The transmembrane protein prestin is crucial to outer hair cell (OHC) electromotility and contributes to the sensitivity and frequency selectivity of mammalian hearing. The molecular mechanisms of electromotility remain unclear, but prestin is purported to function as both a voltage sensor and a molecular motor. Understanding the role of prestin requires characterizing its organization and behavior in the plasma membrane. Fluorescence recovery after photobleaching (FRAP) provides a powerful means to quantitatively study molecular diffusion. However, OHCs are inherently fragile ex vivo, and dynamic studies of prestin require model systems, such as human embryonic kidney (HEK) cells, expressing fluorescently labeled prestin.
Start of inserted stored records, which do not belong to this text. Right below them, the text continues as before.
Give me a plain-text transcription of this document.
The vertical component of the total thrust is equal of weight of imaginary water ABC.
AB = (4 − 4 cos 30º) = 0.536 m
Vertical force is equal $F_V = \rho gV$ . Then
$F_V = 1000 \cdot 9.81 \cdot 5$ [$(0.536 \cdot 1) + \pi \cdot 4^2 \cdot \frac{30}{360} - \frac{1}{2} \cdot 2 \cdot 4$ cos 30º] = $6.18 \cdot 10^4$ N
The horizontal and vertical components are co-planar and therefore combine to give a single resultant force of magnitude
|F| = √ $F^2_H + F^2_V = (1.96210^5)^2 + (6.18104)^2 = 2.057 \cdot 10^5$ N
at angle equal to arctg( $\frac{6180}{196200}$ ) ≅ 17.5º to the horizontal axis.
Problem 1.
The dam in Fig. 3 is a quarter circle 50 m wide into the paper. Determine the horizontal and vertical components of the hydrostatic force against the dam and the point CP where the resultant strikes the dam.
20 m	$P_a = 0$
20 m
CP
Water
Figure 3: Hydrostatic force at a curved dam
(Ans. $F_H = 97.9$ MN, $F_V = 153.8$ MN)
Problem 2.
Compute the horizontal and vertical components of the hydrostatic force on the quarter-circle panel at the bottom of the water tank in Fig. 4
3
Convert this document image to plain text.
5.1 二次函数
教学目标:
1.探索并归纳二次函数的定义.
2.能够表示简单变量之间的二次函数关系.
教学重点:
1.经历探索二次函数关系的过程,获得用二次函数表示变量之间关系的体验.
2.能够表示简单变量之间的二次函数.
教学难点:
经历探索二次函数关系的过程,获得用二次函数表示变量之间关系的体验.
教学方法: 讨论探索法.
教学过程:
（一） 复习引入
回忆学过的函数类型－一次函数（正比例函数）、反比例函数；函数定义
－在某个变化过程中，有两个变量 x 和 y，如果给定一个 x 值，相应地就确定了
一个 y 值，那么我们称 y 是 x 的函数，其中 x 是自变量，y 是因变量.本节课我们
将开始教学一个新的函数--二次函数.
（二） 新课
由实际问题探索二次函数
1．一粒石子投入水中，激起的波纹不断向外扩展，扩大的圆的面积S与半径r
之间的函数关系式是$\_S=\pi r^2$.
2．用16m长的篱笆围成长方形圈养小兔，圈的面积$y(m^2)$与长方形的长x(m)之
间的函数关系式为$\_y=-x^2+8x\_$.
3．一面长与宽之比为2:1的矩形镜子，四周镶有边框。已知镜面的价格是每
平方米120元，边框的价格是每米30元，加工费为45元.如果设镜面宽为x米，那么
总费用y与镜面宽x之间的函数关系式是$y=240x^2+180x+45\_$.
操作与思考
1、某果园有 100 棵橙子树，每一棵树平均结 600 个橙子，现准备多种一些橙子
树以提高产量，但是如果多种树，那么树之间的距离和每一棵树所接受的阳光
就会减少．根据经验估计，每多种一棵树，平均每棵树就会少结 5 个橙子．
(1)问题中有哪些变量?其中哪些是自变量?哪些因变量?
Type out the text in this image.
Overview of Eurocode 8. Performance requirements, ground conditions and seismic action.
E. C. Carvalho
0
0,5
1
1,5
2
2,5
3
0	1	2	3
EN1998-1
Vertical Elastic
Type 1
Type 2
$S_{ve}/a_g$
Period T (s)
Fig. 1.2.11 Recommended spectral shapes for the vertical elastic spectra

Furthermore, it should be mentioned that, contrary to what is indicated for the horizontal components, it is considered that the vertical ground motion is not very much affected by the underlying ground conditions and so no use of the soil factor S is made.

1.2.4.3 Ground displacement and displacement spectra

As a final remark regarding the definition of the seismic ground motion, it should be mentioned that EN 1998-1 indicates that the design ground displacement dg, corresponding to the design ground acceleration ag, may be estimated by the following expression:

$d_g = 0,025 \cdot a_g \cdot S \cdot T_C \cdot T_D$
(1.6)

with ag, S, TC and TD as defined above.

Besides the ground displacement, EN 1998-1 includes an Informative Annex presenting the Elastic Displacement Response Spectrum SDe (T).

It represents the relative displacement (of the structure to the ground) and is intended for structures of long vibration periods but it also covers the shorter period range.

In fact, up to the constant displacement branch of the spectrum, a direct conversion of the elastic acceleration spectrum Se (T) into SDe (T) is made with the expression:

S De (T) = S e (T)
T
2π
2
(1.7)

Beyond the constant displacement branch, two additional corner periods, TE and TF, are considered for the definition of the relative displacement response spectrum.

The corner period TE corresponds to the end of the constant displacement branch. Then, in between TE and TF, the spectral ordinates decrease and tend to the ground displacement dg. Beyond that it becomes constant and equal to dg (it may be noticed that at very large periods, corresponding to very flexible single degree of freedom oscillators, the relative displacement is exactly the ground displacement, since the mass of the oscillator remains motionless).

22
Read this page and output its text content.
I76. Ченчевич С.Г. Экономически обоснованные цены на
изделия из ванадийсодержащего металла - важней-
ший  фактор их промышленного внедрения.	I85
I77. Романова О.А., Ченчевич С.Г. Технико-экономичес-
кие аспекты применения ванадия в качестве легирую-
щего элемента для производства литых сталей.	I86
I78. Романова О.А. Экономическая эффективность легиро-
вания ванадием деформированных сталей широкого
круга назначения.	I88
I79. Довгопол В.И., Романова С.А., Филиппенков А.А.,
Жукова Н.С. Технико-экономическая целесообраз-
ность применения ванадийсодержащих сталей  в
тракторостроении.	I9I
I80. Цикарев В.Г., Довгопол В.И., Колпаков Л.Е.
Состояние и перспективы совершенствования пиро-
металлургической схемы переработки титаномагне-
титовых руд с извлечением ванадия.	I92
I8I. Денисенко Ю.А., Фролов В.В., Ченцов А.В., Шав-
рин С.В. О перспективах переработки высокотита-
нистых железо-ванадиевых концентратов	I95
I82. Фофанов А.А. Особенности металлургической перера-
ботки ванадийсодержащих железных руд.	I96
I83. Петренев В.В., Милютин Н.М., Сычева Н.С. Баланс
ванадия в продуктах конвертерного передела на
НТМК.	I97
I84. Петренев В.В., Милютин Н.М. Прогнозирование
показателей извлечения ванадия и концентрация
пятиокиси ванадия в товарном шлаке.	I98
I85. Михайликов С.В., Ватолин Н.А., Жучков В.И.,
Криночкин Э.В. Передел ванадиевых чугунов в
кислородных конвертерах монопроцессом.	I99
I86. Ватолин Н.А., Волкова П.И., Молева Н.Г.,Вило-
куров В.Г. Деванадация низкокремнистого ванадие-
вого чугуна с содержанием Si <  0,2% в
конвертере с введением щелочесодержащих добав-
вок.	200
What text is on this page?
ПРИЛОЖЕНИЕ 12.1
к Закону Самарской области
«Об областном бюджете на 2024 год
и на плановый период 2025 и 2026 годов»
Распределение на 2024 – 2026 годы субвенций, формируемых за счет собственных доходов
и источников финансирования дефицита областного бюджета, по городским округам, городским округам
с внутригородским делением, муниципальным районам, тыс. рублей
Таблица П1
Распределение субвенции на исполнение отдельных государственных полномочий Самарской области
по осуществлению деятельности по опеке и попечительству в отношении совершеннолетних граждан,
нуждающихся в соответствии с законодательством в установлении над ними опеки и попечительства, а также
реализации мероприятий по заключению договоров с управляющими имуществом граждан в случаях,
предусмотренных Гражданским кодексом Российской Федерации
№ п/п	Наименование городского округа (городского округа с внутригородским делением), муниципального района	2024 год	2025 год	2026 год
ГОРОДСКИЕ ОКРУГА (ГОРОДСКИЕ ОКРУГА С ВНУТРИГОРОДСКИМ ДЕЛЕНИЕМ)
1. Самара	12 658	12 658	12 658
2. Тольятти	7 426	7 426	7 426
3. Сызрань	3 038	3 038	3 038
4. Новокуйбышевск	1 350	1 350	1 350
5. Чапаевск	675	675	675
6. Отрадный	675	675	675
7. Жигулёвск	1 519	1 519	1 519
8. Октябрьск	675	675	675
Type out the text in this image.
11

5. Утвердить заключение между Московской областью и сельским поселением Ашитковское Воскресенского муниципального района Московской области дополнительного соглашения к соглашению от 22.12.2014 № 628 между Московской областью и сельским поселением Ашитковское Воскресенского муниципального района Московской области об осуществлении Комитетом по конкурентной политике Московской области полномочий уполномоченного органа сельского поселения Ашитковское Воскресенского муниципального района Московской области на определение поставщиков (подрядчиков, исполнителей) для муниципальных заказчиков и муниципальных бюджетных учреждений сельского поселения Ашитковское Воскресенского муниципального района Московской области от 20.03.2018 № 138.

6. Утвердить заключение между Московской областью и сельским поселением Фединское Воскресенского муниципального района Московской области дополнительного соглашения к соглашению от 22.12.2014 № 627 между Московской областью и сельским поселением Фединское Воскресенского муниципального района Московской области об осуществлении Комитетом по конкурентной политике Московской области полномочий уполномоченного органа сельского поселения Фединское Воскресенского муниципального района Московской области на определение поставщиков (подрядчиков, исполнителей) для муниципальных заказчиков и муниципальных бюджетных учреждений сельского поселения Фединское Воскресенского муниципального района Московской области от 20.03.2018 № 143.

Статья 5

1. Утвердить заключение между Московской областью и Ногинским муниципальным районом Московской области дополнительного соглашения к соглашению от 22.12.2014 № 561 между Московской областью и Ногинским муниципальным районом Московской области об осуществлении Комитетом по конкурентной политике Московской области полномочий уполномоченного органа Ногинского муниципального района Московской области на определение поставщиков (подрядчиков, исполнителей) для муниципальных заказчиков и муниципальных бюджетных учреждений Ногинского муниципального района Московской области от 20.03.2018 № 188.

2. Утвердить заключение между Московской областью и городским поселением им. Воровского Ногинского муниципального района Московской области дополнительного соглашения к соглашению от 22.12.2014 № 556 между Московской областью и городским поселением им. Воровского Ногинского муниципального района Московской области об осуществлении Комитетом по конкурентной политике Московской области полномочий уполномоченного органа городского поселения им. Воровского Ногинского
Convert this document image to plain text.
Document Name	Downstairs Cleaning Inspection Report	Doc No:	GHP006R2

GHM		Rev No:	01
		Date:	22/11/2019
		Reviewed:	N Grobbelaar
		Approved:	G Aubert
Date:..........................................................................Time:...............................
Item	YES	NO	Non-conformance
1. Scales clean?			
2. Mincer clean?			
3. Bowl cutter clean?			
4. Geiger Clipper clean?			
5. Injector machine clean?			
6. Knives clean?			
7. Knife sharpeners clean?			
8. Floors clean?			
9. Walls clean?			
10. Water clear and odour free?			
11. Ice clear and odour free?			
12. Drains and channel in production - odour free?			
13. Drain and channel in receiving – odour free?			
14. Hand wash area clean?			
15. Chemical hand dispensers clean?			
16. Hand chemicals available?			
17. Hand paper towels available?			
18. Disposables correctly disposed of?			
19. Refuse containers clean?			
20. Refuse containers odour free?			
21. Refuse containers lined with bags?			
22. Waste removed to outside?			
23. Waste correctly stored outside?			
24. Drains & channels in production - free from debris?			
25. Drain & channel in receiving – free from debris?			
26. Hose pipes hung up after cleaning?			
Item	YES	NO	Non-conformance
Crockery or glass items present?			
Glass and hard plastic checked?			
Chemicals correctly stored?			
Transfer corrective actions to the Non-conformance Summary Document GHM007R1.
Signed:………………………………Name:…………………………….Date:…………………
Utilizing this system, we provide the first direct, quantitative measurement of prestin lateral mobility. The results show remarkably different diffusion behavior for prestin-green fluorescent protein (GFP) as compared to a control protein, human somatostatin receptor 5 (SSTR5). Prestin-GFP FRAP experiments reveal immobile fractions approaching 50%, low effective diffusion coefficients, and recovery times slower than those of SSTR5. Secondary bleaching of a region reveals distinctly different diffusion parameters, which we propose reflect the transient confinement of prestin in the HEK cell. Although uncharacterized, intermolecular interactions between prestin and the membrane and/or cytoskeleton may be important for the unique properties of prestin in electromotile OHCs.